The Corner

Exhausted by Obama?

I gather that a very long, tedious, self-absorbed, and self-congratulatory speech was shown on a number of the TV networks last night. Let me offer, as a change of pace, an example of the exact opposite — a succinct, profound, and moving address (audio available here) by the Archbishop of Canterbury, who was here in New York on Monday to accept the Campion Award from the Jesuits of America magazine. The choice of the leader of the Anglican Church to receive a prize named after a Catholic martyr of the English Reformation has been found scandalous by the sort of people who find that sort of thing scandalous.
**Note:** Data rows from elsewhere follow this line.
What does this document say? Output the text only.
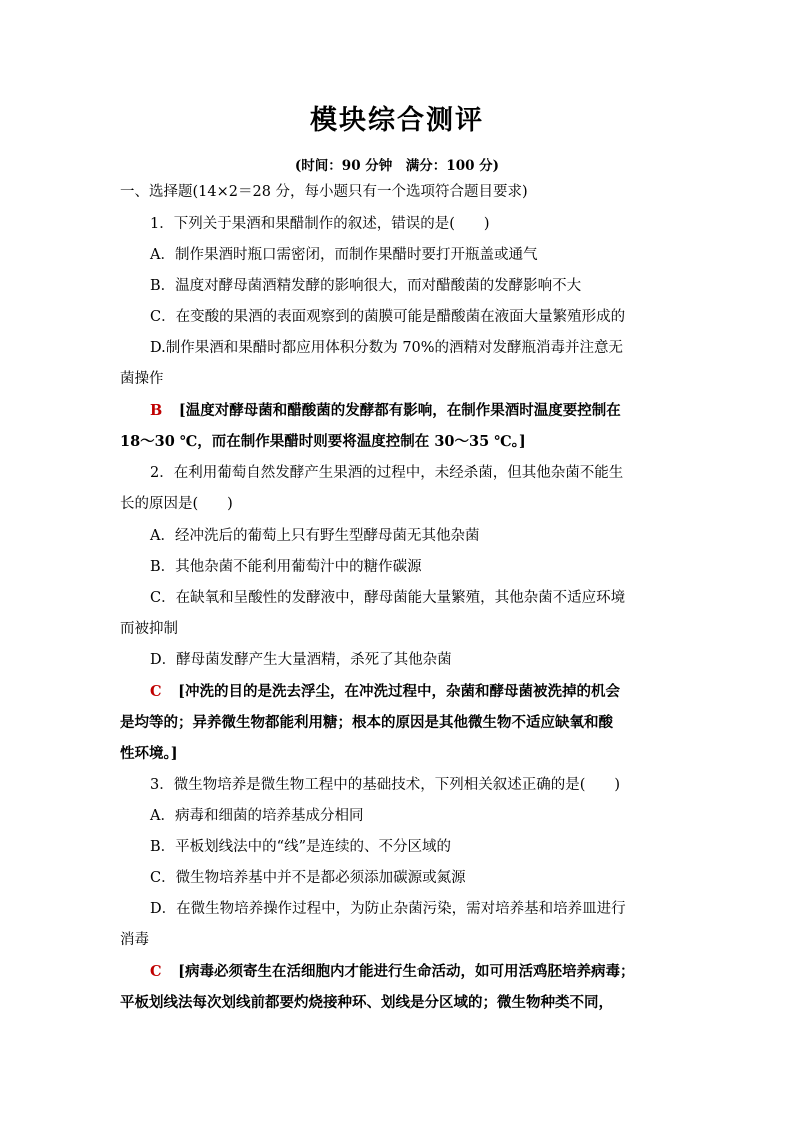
模块综合测评
(时间：90 分钟　满分：100 分)
一、选择题(14×2＝28 分，每小题只有一个选项符合题目要求)
1．下列关于果酒和果醋制作的叙述，错误的是(　　)
A．制作果酒时瓶口需密闭，而制作果醋时要打开瓶盖或通气
B．温度对酵母菌酒精发酵的影响很大，而对醋酸菌的发酵影响不大
C．在变酸的果酒的表面观察到的菌膜可能是醋酸菌在液面大量繁殖形成的
D.制作果酒和果醋时都应用体积分数为 70%的酒精对发酵瓶消毒并注意无
菌操作
B [温度对酵母菌和醋酸菌的发酵都有影响，在制作果酒时温度要控制在
18～30 ℃，而在制作果醋时则要将温度控制在 30～35 ℃。]
2．在利用葡萄自然发酵产生果酒的过程中，未经杀菌，但其他杂菌不能生
长的原因是(　　)
A．经冲洗后的葡萄上只有野生型酵母菌无其他杂菌
B．其他杂菌不能利用葡萄汁中的糖作碳源
C．在缺氧和呈酸性的发酵液中，酵母菌能大量繁殖，其他杂菌不适应环境
而被抑制
D．酵母菌发酵产生大量酒精，杀死了其他杂菌
C [冲洗的目的是洗去浮尘，在冲洗过程中，杂菌和酵母菌被洗掉的机会
是均等的；异养微生物都能利用糖；根本的原因是其他微生物不适应缺氧和酸
性环境。]
3．微生物培养是微生物工程中的基础技术，下列相关叙述正确的是(　　)
A．病毒和细菌的培养基成分相同
B．平板划线法中的“线”是连续的、不分区域的
C．微生物培养基中并不是都必须添加碳源或氮源
D．在微生物培养操作过程中，为防止杂菌污染，需对培养基和培养皿进行
消毒
C [病毒必须寄生在活细胞内才能进行生命活动，如可用活鸡胚培养病毒；
平板划线法每次划线前都要灼烧接种环、划线是分区域的；微生物种类不同，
But the Archbishop’s remarks fit the occasion superbly: He reflected on “the fathomlessness of grace,” martyrdom as an assertion of human dignity and of the limitless nature of human possibility, the Christian life as one of forgiveness and reconciliation — and speculated on the tantalizing (but unproven) possibility of a meeting between William Shakespeare and St. Edmund Campion. All this — in a speech of just twelve minutes. I have had some reservations about some of Dr. Williams’s speeches and writings over the years. His political lucubrations are occasionally untutored; his style of writing, on purely theological issues, is often so clotted as to leave the reader in doubt as to what his point actually is. But I must give credit where credit is due: He certainly rose to this occasion.